Ma ingenti disagi per la serrata sono denunciati anche dall’Arzanese, squadra militante nella seconda divisione della Lega Pro. «La situazione è di grande criticità. Ci giochiamo la permanenza tra i professionisti ed i danni legati a questo problema sono ben immaginabili, visto che la società ha fatto investimenti non da poco – tuona il dirigente dell’Arzanese Gennaro De Mare -. Lo scorso anno – continua – non abbiamo riscontrato difficoltà, ma ora vogliamo sapere se possiamo o meno continuare a giocare a Mugnano. Nella passate stagione abbiamo versato al Comune 80 mila euro tra partite ed allenamenti e dovrebbe essere interesse del Mugnano continuare ad ospitare l’Arzanese, che paga 750 euro più iva per ogni match allo stadio Vallefuoco».

Per far fronte ai disagi ed ai mancati introiti di incasso, l’Arzanese si sta già mobilitando, come precisa De Mare: «Il presidente Serrao sta pensando di inviare una missiva attraverso l’ufficio legale per chiedere all’amministrazione mugnanese se l’Arzanese può continuare a giocare al Vallefuoco o meno. In caso di risposta affermativa il Comune dovrà attivarsi per effettuare gli adeguamenti al terreno di gioco che ci sono stati richiesti dalla Lega Pro. Possiamo anche occuparci noi degli interventi ma devono darci le necessarie autorizzazioni».

In caso contrario, non si escludono provvedimenti più drastici. «Se non dovessimo avere i riscontri auspicati saremo costretti ad adire le vie legali. Un’evenienza che vedrebbe la Lega Pro pronta a schierarsi al nostro fianco e a costituirsi parte civile nel procedimento», chiosa il dirigente dell’Arzanese.

Insomma, una brutta gatta da pelare per l’amministrazione mugnanese, considerando che anche le altre società sportive interessate potrebbero seguire la stessa strada.
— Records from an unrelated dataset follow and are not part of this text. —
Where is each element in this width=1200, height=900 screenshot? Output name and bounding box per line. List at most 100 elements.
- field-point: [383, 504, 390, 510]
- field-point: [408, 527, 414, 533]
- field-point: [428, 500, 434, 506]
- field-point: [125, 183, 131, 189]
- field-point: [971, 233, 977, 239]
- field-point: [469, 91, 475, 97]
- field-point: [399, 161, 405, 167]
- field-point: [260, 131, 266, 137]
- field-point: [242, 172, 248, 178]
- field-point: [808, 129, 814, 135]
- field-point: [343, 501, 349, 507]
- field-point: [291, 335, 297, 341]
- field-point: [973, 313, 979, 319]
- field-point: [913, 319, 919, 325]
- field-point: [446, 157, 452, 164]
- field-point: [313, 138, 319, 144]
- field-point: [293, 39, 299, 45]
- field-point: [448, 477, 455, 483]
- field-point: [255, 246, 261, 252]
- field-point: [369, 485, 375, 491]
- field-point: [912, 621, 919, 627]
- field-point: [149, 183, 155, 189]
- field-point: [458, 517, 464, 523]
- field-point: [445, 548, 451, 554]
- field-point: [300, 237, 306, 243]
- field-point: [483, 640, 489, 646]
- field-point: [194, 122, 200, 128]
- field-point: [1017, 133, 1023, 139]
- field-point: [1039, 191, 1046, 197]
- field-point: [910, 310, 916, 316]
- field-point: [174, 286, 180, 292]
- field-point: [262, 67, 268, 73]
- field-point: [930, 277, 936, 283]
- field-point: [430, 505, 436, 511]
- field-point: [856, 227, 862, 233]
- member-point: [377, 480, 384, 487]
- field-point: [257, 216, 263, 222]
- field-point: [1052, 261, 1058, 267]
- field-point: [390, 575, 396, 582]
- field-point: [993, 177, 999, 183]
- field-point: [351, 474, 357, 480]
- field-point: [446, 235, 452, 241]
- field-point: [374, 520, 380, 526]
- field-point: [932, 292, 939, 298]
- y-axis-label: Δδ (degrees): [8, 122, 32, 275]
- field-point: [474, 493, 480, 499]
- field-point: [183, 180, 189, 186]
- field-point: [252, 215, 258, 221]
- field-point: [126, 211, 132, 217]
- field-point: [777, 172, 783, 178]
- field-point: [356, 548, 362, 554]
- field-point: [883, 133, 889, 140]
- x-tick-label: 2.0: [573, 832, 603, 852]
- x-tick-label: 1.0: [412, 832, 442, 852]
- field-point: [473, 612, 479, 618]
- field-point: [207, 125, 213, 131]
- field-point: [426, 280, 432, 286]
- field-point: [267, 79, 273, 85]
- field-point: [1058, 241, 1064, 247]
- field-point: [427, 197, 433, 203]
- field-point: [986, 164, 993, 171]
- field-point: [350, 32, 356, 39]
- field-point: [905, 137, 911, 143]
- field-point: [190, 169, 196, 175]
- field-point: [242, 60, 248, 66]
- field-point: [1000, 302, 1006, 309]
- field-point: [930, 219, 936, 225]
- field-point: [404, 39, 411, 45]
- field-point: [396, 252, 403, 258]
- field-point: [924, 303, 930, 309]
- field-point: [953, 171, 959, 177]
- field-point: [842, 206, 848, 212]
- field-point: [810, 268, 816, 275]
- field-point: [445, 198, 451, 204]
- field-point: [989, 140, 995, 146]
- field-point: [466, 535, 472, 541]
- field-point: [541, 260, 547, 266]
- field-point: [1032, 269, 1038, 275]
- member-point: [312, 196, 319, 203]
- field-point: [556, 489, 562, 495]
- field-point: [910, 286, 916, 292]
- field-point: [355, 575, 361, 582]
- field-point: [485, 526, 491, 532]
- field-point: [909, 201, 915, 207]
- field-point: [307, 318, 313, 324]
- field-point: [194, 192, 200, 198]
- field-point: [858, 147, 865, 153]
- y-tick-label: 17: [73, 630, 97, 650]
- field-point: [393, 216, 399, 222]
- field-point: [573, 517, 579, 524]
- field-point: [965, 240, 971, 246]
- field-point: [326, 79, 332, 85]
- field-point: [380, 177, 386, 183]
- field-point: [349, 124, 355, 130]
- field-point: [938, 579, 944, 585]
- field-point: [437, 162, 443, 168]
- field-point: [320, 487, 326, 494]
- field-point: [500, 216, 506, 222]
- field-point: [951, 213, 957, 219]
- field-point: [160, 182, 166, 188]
Ma il primo cittadino Giovanni Porcelli respinge ogni accusa di immobilismo: «Abbiamo già dato disposizione al dirigente per risolvere il problema in tempi rapidi. È stata la pausa natalizia a causare un rallentamento nella positiva conclusione della vicenda. Nelle more della soluzione definitiva è stato comunque chiesto di adottare misure temporanee». Stando alle parole del sindaco, l’epilogo dovrebbe dunque essere vicino. In caso contrario si aprirebbe un intricato capitolo di carte bollate.